THE TERMINAL : Speilberg passes the poisoned sugar.

The Terminal

dir. Spielberg
Opens Fri June 18
Various Theaters

If an army of critics lines up to heap praise upon Steven Spielberg's The Terminal (as early internet firings hint that they will), then something has gone terribly wrong in the world. This is easily the worst film of Spielberg's career, surpassing even blemishes like Always, Hook, and A.I. It is also one of the worst films you will see all year.

Tom Hanks stars as Viktor Navorski, a traveler from the phantom country of Krakozhia who arrives at JFK airport only to discover that, while in the air, his country has fallen into revolution. Because of this, he is officially without a country--which means he must stay inside JFK until matters are settled, eking out a life among weary travelers while battling sloth-like bureaucracy. Along the way, he learns about America, finds love, makes friends, and changes lives.

This is an intriguing premise, I suppose, but it has been thoroughly squandered by Spielberg and his over-eagerness to reach for the sugar. The intention from the outset may have been to capture that old Forrest Gump feeling (a dubious intention, to say the least); however, though The Terminal certainly achieves the raging ineptness of that film, it somehow feels far more insulting.

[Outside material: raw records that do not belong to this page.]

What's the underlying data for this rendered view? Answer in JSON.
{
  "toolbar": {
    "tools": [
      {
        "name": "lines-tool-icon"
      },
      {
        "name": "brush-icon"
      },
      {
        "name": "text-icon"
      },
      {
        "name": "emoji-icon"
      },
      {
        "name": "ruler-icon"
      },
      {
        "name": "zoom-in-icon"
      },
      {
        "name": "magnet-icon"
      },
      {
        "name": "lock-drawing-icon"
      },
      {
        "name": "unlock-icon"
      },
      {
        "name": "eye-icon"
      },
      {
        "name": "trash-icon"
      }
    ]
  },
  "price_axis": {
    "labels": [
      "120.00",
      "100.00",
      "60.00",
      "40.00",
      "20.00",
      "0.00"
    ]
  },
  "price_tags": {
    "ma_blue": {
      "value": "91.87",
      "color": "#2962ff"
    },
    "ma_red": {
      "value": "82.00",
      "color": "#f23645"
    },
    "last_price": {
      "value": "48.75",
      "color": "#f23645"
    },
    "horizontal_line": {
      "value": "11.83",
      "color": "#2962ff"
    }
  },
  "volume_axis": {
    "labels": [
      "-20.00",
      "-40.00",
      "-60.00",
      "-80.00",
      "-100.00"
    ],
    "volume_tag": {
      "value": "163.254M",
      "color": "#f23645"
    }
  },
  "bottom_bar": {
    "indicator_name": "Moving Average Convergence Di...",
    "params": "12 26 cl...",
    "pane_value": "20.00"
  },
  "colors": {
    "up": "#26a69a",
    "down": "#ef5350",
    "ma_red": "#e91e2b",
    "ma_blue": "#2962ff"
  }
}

Spielberg's reliance on saccharine is not the only travesty to be found in The Terminal, though, for there is still the matter of Hanks' performance. Accents have slaughtered even the greatest actors over the years, and Hanks is yet another victim; garbled and cartoonish, his pseudo-former-Soviet inflection is a major handicap for both his performance and the entire film. It is indeed the return of Gump, only this time the speedy Southern potatohead has been re-imagined as a frumpy and bewildered Eastern European. The results are, to be sure, rather ugly, and that's before the ridiculously untalented Catherine Zeta-Jones is added to the mix. I not only hated The Terminal, I felt violated by its awfulness--a neat trick for one of our most naturally gifted filmmakers.